The setting is a UN refugee camp on the border of Cambodia in the later years of the Khmer Rouge genocide: the infamous “killing fields” where nearly two million people died at the hands of the dictator Pol Pot. This particular camp had 50,000 people crammed together on a horrible, hot, dry rice plain, surrounded by barbed wire-- and it was the camp that had the most underground Khmer Rouge in it.

Ghosananda asked if he could build a Buddhist temple in the central square--just a simple bamboo room and a platform. The UN said OK. So he and some helpers got materials together, built this temple, and then invited everyone to come. The Khmer Rouge underground said, ‘If anyone goes to this temple, when we get back in Cambodia “you will be shot.”

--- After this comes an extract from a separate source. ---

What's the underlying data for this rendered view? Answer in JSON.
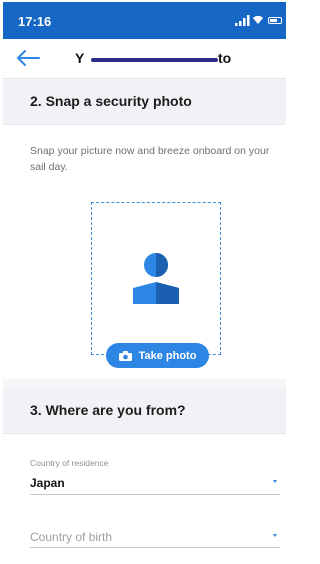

So he didn’t know if anyone would come. He went around the camp and rang a bell that morning, just as you would ring a temple bell ….and 25,000 people gathered and filled the square. Maha Ghosananda got up on this little platform— and looked out at this sea of people. They hadn’t seen a monk in 10 years. (95 percent of the monks in the country were executed, all intellectuals were killed and 19 of the 20 people in Ghosananda’s own family were killed) The faces of trauma and shock and loss were everywhere—what could he say?

He said nothing for a long time. The he began to chant a simple chant that is one of the first verses of the Buddhist teachings. It goes, “Hatred never ceases by hatred, but by love alone is healed.” He chanted it over and over again: Hatred never ceases by hatred, but by love alone is healed. Slowly the voices began to pick up and chant with him….and pretty soon 25,000 people were singing this and weeping… because it had been 10 years since they had heard the Dharma, the Truth, and the Way.